Read and discuss one or more articles published within the last five years in the journal listed above. If you are unable to find a current article in this publication that focuses on your selected disorder, choose another disorder or email the instructor for guidance.

Maintaining a focus on Health Psychology and utilizing the biopsychosocial perspective, explain the stress-related condition and your research of it from the standpoint of the biopsychosocial model focusing on both the related biological and psychosocial aspects. Evaluate and comment on behaviors related to the disorder. Distinguish between the health care services options for this disorder that are available to patients. Assess the information presented in the literature and describe how psychological methods and principles help patients manage and cope with this disorder. Your discussion should be a minimum of 300 words, and include appropriate citations from the referenced article and DSM-5, as well as any additional resources you choose to include in your discussion. Provide all resources as references in APA format.
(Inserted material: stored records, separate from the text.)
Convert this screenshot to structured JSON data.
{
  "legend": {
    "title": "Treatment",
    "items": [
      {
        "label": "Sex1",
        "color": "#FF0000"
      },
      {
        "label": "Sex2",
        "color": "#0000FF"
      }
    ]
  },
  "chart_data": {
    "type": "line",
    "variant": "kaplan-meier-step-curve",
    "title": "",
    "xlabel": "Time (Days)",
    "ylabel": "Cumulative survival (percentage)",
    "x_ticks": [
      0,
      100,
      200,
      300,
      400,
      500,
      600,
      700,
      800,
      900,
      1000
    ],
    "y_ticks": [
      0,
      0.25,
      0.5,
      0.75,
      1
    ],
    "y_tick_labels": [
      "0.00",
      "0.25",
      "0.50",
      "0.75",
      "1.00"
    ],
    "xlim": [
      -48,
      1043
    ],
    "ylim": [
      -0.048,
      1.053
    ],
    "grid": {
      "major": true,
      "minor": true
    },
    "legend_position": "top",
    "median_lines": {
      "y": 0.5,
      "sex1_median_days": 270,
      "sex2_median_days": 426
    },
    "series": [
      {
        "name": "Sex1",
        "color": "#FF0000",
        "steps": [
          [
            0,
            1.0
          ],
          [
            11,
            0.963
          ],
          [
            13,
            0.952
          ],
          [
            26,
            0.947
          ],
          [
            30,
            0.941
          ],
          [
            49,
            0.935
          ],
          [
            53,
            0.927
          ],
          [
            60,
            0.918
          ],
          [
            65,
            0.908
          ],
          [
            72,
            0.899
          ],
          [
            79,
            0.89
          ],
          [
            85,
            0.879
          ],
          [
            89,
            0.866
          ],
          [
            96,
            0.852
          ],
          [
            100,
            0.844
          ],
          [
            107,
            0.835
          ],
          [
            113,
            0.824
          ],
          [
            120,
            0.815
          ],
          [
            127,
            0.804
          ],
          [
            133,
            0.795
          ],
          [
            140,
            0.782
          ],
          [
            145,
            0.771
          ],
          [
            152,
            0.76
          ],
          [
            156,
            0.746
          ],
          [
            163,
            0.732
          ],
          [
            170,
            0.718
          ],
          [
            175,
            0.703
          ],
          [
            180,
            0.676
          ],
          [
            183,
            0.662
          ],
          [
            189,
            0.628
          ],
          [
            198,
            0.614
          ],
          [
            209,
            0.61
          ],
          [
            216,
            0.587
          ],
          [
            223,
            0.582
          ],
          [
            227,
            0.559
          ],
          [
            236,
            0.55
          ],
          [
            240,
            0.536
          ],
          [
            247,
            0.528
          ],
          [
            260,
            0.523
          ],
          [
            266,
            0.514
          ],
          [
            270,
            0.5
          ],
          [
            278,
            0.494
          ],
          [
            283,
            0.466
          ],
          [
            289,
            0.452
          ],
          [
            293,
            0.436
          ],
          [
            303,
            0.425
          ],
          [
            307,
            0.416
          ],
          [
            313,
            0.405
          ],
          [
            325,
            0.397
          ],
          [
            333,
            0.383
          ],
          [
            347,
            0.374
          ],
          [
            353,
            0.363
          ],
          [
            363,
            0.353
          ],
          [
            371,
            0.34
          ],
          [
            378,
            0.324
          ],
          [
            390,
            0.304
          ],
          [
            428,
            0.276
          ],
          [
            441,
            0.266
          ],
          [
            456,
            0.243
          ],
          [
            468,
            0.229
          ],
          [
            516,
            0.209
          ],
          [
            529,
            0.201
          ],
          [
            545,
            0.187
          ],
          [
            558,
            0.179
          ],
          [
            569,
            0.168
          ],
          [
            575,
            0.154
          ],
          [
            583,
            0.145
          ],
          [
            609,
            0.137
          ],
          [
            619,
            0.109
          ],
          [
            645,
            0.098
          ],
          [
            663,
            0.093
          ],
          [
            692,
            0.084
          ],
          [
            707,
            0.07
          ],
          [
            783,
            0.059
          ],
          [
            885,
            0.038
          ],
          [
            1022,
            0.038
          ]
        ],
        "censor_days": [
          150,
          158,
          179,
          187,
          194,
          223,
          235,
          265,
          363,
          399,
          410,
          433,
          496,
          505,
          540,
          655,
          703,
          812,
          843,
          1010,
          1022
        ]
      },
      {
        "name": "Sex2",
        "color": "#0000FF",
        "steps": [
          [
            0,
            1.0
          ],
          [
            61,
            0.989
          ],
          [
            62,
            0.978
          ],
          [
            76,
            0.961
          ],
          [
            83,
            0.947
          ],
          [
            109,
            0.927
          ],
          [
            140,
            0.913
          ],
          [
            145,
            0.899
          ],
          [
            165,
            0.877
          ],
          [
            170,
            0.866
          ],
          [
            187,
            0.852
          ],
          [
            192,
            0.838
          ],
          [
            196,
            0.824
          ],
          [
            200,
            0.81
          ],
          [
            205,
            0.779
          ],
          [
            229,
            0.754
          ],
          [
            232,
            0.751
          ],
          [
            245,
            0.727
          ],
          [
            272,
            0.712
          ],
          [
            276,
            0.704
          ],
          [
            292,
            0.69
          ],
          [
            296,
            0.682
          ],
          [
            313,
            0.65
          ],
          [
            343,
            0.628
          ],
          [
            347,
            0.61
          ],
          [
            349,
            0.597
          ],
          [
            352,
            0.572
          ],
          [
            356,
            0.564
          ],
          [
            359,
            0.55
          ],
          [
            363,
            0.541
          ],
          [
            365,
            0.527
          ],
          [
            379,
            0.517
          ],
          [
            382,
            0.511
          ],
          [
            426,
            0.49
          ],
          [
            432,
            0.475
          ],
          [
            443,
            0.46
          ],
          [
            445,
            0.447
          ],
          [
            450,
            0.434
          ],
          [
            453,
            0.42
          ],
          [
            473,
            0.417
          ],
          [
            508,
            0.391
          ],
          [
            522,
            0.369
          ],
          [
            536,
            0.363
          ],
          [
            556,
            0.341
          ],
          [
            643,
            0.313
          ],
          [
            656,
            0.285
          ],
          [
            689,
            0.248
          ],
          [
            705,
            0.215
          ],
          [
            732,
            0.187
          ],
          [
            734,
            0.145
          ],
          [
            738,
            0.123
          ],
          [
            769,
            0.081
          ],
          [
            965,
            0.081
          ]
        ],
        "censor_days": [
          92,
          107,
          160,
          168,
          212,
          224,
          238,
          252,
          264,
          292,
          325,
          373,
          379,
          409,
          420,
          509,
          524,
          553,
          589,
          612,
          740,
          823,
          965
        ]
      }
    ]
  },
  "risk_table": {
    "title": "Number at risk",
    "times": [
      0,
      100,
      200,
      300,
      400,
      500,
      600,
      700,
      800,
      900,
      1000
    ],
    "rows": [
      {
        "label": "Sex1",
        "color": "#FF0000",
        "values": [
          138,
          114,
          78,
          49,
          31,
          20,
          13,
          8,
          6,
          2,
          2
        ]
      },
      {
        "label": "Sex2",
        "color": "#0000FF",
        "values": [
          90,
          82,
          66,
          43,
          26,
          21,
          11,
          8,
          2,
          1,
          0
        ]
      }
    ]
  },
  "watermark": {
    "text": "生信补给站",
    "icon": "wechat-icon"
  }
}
Guided Response: You have until Day 7 (Monday) to respond to your classmates. Respond substantively to a minimum of two of your classmate’s initial posts. Where possible, choose postings that focused on a different DSM-5 diagnosis than the one you discussed in your own original posting. Summarize your thoughts on the two aspects discussed (biological, psychosocial) in relation to the selected diagnosis. Your response(s) should demonstrate that you have read any existing replies on the board. In your response, mention information and viewpoints already expressed by existing responses to the same post. Provide a courteous and interactive learning environment. (See the Netiquette Rules link on the About Discussions page in the left navigation if you have questions.) Continue to monitor the content board through 6:00 p.m. (Mountain Time) on Day 7 of the week and reply to anyone who has responded to your original post.